Internationale samenwerking
De minister geeft daarnaast aan dat er geen draagvlak is, ook bij Duitsland en Denemarken, om een initiatief naar IMO te sturen om de zuidelijke vaarroute daadwerkelijk te sluiten of verplichtende maatregelen op te leggen. Dit aspect is ook ter sprake gekomen tijdens het AO Maritiem op 3 december. Stichting De Noordzee roept de minister op om uiterste inspanningen te doen om dit draagvlak te vergroten, omdat een samenwerking met beide landen van cruciaal belang is om de zee in de toekomst te kunnen beschermen tegen nieuwe containerrampen.
Veiligheid en schaalvergroting
De minister vraagt zich af of de veiligheidseisen voor containervaart wel zijn meegegroeid met de schaalvergroting die de afgelopen twintig jaar heeft plaatsgevonden. Er moet volgens de minister worden aangedrongen op een analyse van dit vraagstuk. Ook zegt de minister toe zich in te zetten om de ontwikkeling van maatregelen voor detectie en rapportage van verloren containers op de agenda van IMO te krijgen. Stichting De Noordzee zou hierbij graag zien dat er specifiek aandacht wordt besteed aan verplichte ladinglijsten voor containers die in het geval van een mogelijke nieuwe containerramp direct beschikbaar komen. Deze informatie is van groot belang om een opruimactie zo efficiënt en zo snel mogelijk te kunnen organiseren.

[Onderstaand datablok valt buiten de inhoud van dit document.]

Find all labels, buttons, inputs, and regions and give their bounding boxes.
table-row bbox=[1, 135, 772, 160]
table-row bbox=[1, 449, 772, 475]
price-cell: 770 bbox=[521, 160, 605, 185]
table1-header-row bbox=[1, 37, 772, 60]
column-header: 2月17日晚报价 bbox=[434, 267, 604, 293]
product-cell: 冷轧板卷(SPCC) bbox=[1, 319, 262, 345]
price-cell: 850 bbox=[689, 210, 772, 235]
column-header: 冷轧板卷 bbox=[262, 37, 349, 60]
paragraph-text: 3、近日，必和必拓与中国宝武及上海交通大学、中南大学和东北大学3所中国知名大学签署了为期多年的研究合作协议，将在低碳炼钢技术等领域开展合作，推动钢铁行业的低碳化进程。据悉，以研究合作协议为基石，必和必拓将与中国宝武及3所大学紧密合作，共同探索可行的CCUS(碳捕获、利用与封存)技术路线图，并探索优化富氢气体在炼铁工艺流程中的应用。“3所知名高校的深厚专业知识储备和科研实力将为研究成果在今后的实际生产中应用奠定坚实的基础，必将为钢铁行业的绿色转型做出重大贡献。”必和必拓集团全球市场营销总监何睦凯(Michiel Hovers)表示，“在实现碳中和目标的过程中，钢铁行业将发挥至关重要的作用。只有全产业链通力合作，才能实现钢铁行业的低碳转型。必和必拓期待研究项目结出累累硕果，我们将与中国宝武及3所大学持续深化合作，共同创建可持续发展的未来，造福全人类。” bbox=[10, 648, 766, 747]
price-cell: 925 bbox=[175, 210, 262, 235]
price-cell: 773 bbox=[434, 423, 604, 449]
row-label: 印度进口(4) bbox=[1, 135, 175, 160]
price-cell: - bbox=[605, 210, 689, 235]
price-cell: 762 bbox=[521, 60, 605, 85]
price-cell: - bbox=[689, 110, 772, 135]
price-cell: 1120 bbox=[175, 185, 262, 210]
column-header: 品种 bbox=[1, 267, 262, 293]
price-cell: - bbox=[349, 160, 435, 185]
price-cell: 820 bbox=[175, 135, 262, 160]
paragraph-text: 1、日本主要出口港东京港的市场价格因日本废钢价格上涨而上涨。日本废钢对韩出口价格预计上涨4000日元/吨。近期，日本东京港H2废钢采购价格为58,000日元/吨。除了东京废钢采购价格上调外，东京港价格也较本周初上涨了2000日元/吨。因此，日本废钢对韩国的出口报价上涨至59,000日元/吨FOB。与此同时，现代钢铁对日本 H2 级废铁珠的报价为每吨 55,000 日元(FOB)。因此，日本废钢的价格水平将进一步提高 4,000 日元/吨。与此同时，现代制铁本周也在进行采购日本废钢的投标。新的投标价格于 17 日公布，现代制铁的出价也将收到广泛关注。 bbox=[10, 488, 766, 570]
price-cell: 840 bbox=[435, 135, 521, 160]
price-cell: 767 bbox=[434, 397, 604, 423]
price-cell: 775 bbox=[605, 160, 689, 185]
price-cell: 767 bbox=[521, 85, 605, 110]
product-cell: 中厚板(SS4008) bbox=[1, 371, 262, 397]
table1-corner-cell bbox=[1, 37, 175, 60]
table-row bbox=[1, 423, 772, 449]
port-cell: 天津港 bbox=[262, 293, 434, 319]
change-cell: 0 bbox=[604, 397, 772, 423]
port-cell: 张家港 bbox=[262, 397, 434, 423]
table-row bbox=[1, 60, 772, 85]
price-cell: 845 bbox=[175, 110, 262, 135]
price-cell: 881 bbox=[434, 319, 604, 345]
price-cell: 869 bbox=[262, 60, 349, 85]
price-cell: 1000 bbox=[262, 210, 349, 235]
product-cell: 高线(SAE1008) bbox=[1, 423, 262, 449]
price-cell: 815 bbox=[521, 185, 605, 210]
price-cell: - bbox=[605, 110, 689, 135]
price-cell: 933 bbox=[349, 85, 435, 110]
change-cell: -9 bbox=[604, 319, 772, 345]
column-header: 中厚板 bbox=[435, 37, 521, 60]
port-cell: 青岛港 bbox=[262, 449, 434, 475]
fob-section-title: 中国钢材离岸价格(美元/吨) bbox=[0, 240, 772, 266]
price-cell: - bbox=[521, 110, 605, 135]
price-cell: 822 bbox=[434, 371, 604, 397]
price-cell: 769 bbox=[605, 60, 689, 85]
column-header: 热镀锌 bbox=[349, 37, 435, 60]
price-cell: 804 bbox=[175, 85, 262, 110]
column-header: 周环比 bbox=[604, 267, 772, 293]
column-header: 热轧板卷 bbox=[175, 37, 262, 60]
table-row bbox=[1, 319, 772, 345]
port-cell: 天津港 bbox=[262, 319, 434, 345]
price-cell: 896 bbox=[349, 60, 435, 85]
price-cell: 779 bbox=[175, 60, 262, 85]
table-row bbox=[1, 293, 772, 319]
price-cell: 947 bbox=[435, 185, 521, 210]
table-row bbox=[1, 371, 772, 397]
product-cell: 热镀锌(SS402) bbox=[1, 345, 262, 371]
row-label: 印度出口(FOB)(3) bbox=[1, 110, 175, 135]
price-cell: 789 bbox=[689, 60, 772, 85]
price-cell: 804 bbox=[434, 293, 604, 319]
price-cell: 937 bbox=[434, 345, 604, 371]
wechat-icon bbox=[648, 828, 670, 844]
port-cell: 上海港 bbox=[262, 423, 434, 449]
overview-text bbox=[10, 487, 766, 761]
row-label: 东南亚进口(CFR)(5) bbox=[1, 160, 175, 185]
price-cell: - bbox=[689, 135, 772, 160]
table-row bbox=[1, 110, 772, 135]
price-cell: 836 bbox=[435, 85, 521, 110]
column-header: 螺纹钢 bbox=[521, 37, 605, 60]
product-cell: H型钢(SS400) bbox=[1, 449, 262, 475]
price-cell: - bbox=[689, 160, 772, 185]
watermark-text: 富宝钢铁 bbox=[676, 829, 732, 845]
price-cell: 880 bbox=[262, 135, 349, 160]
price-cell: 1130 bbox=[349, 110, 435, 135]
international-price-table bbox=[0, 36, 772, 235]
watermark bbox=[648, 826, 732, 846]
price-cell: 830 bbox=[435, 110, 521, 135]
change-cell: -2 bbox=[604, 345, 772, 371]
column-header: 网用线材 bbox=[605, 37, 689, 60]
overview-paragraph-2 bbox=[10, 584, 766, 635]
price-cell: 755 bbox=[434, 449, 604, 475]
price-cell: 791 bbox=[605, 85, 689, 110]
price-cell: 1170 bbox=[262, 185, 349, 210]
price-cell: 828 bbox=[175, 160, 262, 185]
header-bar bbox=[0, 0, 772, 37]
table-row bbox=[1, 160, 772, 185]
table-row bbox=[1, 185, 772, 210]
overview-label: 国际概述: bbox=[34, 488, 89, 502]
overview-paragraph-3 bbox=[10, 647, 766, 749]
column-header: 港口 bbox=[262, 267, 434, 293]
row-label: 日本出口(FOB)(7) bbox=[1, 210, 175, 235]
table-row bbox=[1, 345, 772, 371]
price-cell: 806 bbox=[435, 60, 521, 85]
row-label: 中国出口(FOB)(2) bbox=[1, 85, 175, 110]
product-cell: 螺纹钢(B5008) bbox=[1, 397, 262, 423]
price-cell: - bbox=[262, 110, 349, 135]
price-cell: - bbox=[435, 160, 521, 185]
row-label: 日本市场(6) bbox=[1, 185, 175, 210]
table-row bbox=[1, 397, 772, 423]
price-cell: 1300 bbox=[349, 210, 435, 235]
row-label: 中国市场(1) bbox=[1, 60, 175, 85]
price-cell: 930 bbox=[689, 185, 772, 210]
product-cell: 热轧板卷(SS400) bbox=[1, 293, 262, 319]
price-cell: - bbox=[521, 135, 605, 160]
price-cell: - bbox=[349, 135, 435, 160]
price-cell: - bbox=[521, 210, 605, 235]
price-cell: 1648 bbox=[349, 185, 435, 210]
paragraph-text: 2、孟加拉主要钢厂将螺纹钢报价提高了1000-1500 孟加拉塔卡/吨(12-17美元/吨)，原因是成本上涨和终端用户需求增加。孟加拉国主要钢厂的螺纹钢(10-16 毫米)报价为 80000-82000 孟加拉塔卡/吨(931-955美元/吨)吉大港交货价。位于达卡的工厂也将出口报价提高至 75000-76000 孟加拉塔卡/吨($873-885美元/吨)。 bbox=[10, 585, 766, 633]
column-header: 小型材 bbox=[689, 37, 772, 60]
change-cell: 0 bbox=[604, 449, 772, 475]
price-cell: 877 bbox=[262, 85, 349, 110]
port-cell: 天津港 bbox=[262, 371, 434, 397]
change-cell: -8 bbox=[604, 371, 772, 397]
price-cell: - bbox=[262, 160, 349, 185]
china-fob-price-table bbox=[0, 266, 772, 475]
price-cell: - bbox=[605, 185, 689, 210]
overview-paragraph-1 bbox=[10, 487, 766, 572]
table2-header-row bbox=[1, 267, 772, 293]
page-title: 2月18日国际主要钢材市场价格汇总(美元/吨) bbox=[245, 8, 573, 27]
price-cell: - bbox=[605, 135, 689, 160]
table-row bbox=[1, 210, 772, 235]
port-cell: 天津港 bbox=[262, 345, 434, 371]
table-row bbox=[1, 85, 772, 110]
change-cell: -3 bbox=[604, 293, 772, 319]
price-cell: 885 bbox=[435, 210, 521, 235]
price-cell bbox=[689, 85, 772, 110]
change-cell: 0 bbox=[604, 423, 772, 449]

Verder geeft de minister aan de mogelijkheden voor verkeersbegeleiding van containerschepen in bepaalde gebieden op de Noordzee te onderzoeken, onder andere in verband met het drukker wordende scheepvaartverkeer en het toenemende aantal windparken op zee, wat effecten heeft op de scheepvaartveiligheid.
Sjorren van containers
Tot slot brengt de minister het ILT-rapport in bij de IMO. Uit dit rapport bleek dat in twee derde van de gevallen niet alle actuele veiligheidseisen rond het vastzetten van containers worden nageleefd. Daarbij komt een nadrukkelijk verzoek aan autoriteiten overal ter wereld om hier strenger op te controleren. In Nederland zal er, naast de reguliere controles van ILT, in 2021 ook een gerichte inspectie op het gewicht van containers plaatsvinden. Stichting De Noordzee is verheugd om te zien dat de schokkende onderzoeksresultaten uit het ILT-rapport worden opgepakt en hoopt daarnaast dat de algemeen geldende veiligheidseisen snel worden herzien en er beter wordt gecontroleerd op de naleving daarvan.